Introduced about 10 years ago by Bansal, Blum and Chawla, correlation clustering has become one of the standard techniques in machine learning and data mining. This due to several advantages of correlation clustering as compared to other standard clustering methods (e.g. k-means):
-- Correlation clustering only requires qualitative information about similarities between objects. This makes it applicable in scenarios such as crowdsourced duplicate finding when information about similarities between objects is generated by humans.
-- Correlation clustering doesn't require the number of clusters to be specified in advance, producing the number of clusters that best fits the data.

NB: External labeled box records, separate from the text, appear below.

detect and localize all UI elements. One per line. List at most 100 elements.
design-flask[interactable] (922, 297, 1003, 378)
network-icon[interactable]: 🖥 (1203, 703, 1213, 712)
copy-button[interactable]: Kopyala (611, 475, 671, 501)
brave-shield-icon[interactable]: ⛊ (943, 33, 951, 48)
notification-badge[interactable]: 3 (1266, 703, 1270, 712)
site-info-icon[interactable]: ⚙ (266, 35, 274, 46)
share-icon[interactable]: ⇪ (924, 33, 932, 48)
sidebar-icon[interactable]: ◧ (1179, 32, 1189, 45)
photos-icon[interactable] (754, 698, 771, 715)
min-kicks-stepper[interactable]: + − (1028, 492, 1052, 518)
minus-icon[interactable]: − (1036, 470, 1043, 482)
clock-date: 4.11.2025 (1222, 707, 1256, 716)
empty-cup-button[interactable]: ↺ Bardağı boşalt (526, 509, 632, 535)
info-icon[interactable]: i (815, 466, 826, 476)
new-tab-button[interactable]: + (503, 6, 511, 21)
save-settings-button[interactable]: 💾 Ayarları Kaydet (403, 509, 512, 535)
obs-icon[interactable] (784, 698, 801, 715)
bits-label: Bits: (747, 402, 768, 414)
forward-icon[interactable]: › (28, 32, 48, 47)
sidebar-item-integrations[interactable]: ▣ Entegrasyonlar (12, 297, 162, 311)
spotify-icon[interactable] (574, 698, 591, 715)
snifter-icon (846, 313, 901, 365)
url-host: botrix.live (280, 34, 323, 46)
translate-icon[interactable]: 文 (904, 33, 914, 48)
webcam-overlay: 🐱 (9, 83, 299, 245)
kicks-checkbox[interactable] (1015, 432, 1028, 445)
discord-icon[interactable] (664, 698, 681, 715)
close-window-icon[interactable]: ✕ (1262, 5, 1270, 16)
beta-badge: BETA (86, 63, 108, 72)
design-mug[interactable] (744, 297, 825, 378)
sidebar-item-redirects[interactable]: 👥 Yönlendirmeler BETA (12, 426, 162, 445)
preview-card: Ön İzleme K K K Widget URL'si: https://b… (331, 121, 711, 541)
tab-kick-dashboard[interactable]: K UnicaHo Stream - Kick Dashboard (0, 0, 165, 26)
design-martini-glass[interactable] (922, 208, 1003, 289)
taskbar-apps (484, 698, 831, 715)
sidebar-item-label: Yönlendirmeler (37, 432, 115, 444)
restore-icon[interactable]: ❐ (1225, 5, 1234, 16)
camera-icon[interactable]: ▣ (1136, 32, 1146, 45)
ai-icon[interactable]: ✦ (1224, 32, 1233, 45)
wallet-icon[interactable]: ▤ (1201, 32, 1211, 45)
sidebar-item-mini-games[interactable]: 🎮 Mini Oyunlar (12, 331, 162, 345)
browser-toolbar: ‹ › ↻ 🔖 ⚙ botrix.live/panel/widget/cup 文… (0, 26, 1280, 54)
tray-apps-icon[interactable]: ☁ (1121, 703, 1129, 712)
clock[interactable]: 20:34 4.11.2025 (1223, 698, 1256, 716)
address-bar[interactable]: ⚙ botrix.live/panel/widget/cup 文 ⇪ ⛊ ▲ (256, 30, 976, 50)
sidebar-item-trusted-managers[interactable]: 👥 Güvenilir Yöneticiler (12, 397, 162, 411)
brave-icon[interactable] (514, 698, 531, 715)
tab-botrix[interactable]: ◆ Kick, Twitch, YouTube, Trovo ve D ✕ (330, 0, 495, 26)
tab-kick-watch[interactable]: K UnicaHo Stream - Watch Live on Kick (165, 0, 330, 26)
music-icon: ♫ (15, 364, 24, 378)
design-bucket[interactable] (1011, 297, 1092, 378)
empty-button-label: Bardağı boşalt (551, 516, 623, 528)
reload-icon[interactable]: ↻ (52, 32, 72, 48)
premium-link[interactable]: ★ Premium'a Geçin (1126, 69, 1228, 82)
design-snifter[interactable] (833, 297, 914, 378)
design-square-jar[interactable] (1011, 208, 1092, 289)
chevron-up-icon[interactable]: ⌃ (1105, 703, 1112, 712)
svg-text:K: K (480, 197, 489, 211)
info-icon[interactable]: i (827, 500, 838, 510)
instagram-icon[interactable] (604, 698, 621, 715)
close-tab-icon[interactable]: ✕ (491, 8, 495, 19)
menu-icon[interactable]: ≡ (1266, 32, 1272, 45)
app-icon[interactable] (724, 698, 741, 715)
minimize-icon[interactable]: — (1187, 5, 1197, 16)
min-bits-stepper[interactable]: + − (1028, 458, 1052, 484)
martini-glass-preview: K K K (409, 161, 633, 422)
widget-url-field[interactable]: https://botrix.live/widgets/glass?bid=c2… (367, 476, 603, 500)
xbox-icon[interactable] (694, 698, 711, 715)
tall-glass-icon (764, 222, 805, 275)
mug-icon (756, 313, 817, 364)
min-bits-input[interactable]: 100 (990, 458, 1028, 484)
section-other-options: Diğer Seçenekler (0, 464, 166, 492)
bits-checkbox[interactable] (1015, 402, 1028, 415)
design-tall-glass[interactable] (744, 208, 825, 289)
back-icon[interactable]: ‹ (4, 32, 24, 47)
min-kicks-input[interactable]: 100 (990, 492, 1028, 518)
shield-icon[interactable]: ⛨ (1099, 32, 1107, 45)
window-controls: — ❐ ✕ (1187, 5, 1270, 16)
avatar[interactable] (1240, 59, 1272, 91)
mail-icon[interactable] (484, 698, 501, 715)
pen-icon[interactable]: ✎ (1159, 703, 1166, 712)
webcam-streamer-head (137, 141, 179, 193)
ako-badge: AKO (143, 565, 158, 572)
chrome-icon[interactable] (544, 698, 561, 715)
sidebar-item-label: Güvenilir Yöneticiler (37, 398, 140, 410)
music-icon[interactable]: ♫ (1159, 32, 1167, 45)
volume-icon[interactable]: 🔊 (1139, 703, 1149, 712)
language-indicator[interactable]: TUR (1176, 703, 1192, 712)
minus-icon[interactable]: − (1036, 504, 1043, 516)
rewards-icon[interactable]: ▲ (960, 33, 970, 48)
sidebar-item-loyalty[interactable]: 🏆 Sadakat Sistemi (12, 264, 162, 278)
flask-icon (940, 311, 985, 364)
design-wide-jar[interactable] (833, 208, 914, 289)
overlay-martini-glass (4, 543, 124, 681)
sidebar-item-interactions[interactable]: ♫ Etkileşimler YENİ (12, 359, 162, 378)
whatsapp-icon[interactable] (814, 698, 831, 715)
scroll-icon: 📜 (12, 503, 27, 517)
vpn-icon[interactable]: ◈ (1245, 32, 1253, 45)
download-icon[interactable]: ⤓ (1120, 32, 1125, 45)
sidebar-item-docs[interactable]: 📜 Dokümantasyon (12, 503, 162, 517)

We give new rounding schemes for the standard linear programming relaxation of the correlation clustering problem, achieving approximation factors almost matching the integrality gaps:
- For complete graphs our appoximation is 2.06 - epsilon for a fixed constant epsilon, which almost matches the previously known integrality gap of 2.

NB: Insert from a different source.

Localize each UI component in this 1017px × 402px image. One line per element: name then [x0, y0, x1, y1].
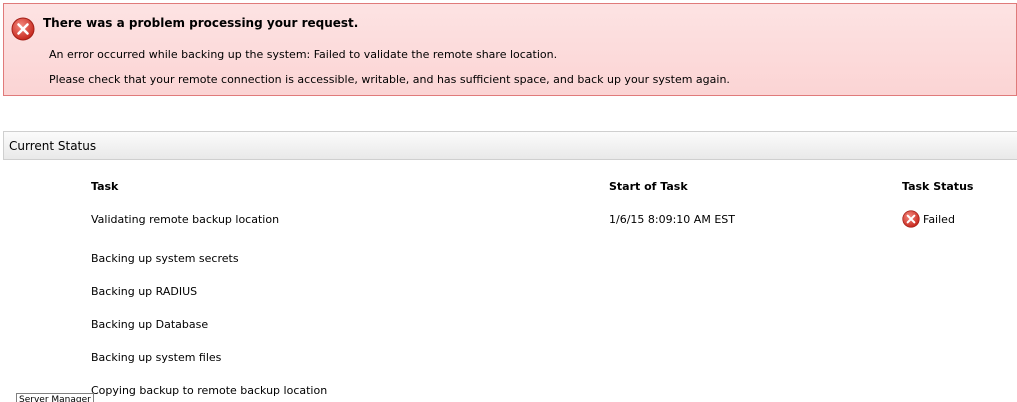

- For complete k-partite graphs our approximation is 3. We also show a matching integrality gap.
- For complete graphs with edge weights satisfying triangle inequalities and probability constraints, our approximation is 1.5, and we show an integrality gap of 1.2.
Our results improve a long line of work on approximation algorithms for correlation clustering in complete graphs, previously culminating in a ratio of 2.5 for the complete case by Ailon, Charikar and Newman (JACM'08). In the weighted complete case satisfying triangle inequalities and probability constraints, the same authors give a 2-approximation; for the bipartite case, Ailon, Avigdor-Elgrabli, Liberty and van Zuylen give a 4-approximation (SICOMP'12).
Joint work with Shuchi Chawla, Konstantin Makarychev and Tselil Schramm.